Isa pinned her with what she hoped was a hard look. “He was already drowning in his own blood, Ms. Macquarie. How many procedural violations will you be racking up for the marshals who failed to recognize Ink Madness until it was too late?”
“My source suggests that Mr. Solvang could have been saved,” Anne persisted, brushing off the question.
“Who, precisely, is your source?” Isa demanded. “Daniel doesn’t bind Ink. He doesn’t know how.”
Confirmation of Daniel’s meddling in the case.
Gus whined a sharp complaint and twisted. The audible click of his teeth said her willful dog was losing patience with her hold on him. He tugged.
Isa didn’t dare release him. She suspected he intended to herd Anne out the door.
“Absolutely Daniel could do a bind,” Isa said, meeting the agent’s smug gaze, “right after he developed his own binding ink recipe, a ritual for binding, an inking method, and then pulled his ramrod definition of artiste out of his ass so he could do the work.”
“You’re the only person in the world—” she began.
Shoving her free hand in her pocket, Isa produced a handful of change and bit out, “Here’s a quarter.” She flipped the coin at the agent. It struck her gray lapel, rebounded, and hit the floor. “Make a phone call to the Live Ink Association. Ask them who in the US binds Live Ink. Come on back with questions about saving Mr. Solvang after you have that list of people who might actually be qualified to talk about what happened to your witness.”
The woman glared for several seconds before turning on her heel and stomping out of the apartment.
Isa expected her to slam the door.
It closed with a civilized, pointed click.
Isa let the still grumbling dog go.
Gus eased out from under the table, hackles raised.

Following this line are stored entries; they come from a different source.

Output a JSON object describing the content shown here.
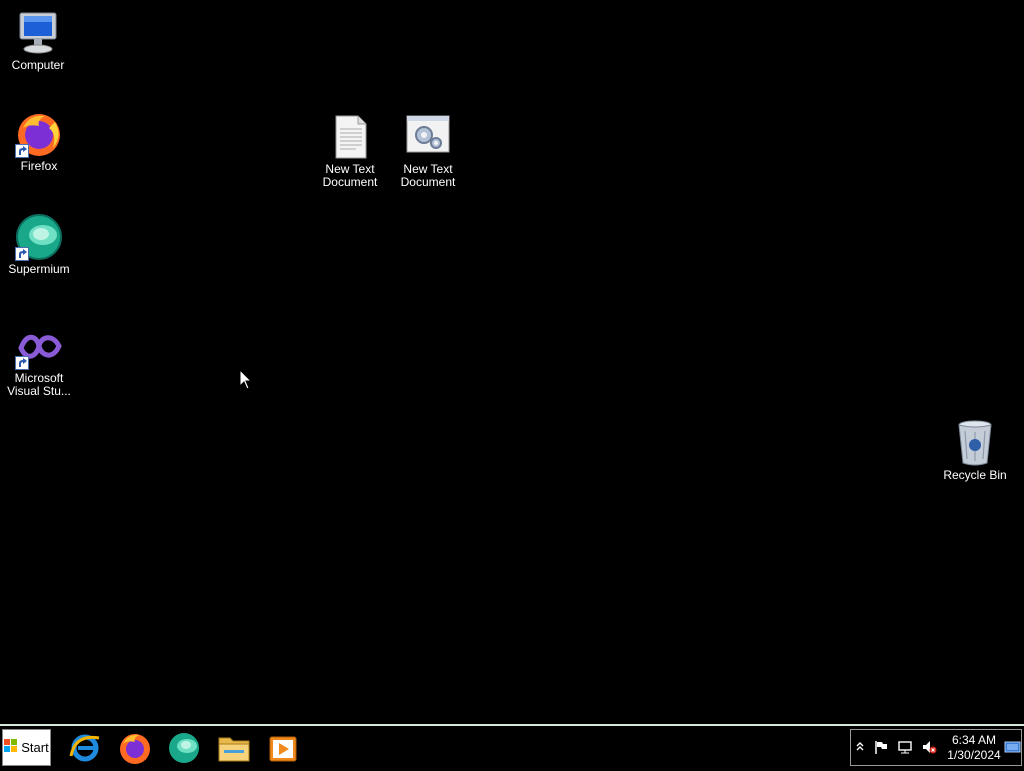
{
  "desktop": {
    "icons": [
      {
        "label": "Computer",
        "icon": "computer-icon"
      },
      {
        "label": "Firefox",
        "icon": "firefox-icon"
      },
      {
        "label": "Supermium",
        "icon": "supermium-icon"
      },
      {
        "label": "Microsoft Visual Stu...",
        "icon": "visual-studio-icon"
      },
      {
        "label": "New Text Document",
        "icon": "text-file-icon"
      },
      {
        "label": "New Text Document",
        "icon": "config-file-icon"
      },
      {
        "label": "Recycle Bin",
        "icon": "recycle-bin-icon"
      }
    ]
  },
  "taskbar": {
    "start_label": "Start",
    "pinned": [
      "internet-explorer-icon",
      "firefox-icon",
      "supermium-icon",
      "file-explorer-icon",
      "media-player-icon"
    ],
    "tray": {
      "time": "6:34 AM",
      "date": "1/30/2024",
      "icons": [
        "show-hidden-icons-chevron",
        "action-center-flag-icon",
        "network-icon",
        "volume-muted-icon",
        "show-desktop-icon"
      ]
    }
  },
  "colors": {
    "desktop_bg": "#000000",
    "taskbar_border": "#d7e7d9"
  }
}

Steve blew out a noisy breath. “You sure are a people person, aren’t you, Ice? Could you answer her questions without baiting her?”
“That woman gets on every last nerve I have,” Isa said. Thing is, she couldn’t put a finger on why. Did the agent’s bad attitude and loaded questions justify Isa’s snide responses?
“I gathered. She’s going to retaliate, you know. Hey, Gus. How are you, mutt?” Steve leaned over to scratch Augustus’s back when the dog, nose to the floor as if tracking Anne, wandered into range.
Gus’s tail and ears came up. He grinned at Steve.
Isa looked at him. “Retaliate how?”
“Search warrant on your customer files.”
She sat bolt upright and squeaked, “Based on what? She can’t take my computers, can she?”
“It’s common practice, Ice. Where are you going?” he demanded as she levered herself out of her chair.
“To hex my boxes.”
“Isa . . .”
“Those computers run my business, Steve,” she shrilled. “And there’s not a thing in them related to her case. If she takes them, she doesn’t get to keep her eyebrows.”
He nodded as if she’d confirmed his worst fears. “You did not just say that to the head of the Acts of Magic investigative unit.”
She sighed, subsided into the chair, and pinched the bridge of her nose. “You know who comes through the doors of Nightmare Ink. It’s not all soccer moms and sailors.”
Steve drew in a slow breath that drew him up straighter. “You’re worried about the gangs.”
“And all of the other people in the shadows who make rare use of my services. If the AMBI takes my computers, the people we least want wandering the city with Ink going bad will avoid me,” she said. “They’ll go to the hacks.”
“And if the AMBI examines your files on-site, it’s clear that it’s just a fishing expedition,” Steve surmised. “All right. I’m making a phone call, but I can’t guarantee anything.”
“Not asking you to.”
“No booby traps?”
She shook her head.
“Good. It ruined my day to put you in jail when you were seventeen. I don’t ever want to have to do it again.” He walked away.